Personal information
- Born: Robert Feinstein October 1, 1972 (age 53) Langhorne, Pennsylvania, U.S.

Professional wrestling career
- Ring name(s): Rob Feinstein 7-11 Fun Athletic Guy
- Billed height: 6 ft 0 in (1.83 m)
- Debut: July 17, 1995
- Retired: 2004

= Rob Feinstein =

American former professional wrestler

Rob Feinstein (born October 1, 1972) is an American former professional wrestler, promoter, and founder of Ring Of Honor. He is also known for pioneering the production and sale of shoot interview tapes, where wrestler's speak candidly out of character about their career.

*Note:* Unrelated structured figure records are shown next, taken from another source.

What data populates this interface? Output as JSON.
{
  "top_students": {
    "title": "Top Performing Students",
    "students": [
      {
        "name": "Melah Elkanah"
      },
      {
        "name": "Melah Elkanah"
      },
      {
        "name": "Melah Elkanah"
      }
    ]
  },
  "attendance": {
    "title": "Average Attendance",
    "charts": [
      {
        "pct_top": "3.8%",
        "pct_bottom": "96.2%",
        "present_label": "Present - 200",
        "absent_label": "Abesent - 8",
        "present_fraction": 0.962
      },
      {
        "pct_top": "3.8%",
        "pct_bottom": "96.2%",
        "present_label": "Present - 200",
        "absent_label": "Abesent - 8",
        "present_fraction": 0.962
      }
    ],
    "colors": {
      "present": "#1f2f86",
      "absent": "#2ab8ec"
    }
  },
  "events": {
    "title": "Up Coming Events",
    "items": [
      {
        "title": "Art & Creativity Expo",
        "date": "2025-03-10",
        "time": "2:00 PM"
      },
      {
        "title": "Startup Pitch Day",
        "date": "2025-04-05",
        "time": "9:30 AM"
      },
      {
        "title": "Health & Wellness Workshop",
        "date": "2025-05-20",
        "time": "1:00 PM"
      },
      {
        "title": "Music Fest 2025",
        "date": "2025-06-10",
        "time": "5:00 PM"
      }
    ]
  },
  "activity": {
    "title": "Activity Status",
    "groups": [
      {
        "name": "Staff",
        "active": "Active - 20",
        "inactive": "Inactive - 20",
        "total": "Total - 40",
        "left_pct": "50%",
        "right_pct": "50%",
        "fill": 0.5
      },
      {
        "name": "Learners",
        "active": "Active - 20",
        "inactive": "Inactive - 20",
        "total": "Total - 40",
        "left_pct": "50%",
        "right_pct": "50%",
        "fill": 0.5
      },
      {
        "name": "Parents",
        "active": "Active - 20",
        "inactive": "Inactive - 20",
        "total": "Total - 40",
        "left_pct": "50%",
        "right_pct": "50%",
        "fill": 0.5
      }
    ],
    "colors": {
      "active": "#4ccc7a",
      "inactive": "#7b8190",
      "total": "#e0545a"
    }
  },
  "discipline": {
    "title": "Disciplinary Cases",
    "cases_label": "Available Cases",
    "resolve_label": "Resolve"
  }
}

==Professional wrestling career==
Feinstein made his professional wrestling debut in 1995 for Extreme Championship Wrestling for their pay-per-view Heatwave '95: Rage in the Cage! when he intervened after a match between Paul Heyman and Bill Alfonso. 911 came and chokeslammed Feinstein.

In 1997, he was 7-11 (parodying Syxx) a member of the Blue World Order.

Feinstein had owned and operated RF Video (a professional wrestling videotape & DVD distribution company), which was best known as the videographer for Extreme Championship Wrestling (ECW). Immediately following the closing of ECW in 2001, Feinstein founded the Ring of Honor (ROH) wrestling promotion in 2002.

ROH's first show was on February 23, 2002, the first event, titled The Era of Honor Begins, took place at old ECW arena in Philadelphia. It featured nine matches, including a match between Eddy Guerrero and Super Crazy for the IWA Intercontinental Heavyweight Championship and a triple threat match between Christopher Daniels, Bryan Danielson, and Low Ki (who would become known as the "founding fathers of ROH"). In its first year of operation, Ring of Honor confined itself to staging live events in a limited number of venues and cities – primarily in the northeastern United States. Ten shows ran in Philadelphia, two in Wakefield, Massachusetts; one in metro Pittsburgh, Pennsylvania; and, one in Queens, New York.

==2004 Perverted-Justice controversy==
In early 2004, Feinstein, who owned Ring of Honor at the time, drove to a Philadelphia home to meet a boy who he believed to be 14-years-old after having a sexually explicit online chat. Feinstein chatted with a Perverted-Justice decoy via AIM, an instant messaging platform powered by AOL, and after having a sexual conversation, made plans to meet at the boy's house while he was home alone. When Feinstein arrived to the residence, he was greeted by WCAU NBC 10 news cameras and a news anchor, to which Feinstein responded by running to his vehicle and speeding away from the scene. Soon after, he resigned from both Ring of Honor and RF Video. Feinstein would later take back control of RF Video, but has never been involved with ROH since. Feinstein was not criminally charged.

In the aftermath of the scandal, Total Nonstop Action Wrestling (TNA) ended its talent-sharing agreement with Ring of Honor, abruptly withdrawing all of its contracted wrestlers from their prior commitments to perform in ROH shows—including major ROH draws A.J. Styles and Christopher Daniels, who held and were about to hold ROH championships, respectively. Doug Gentry eventually bought Feinstein's stake in ROH, and later sold it to Cary Silkin.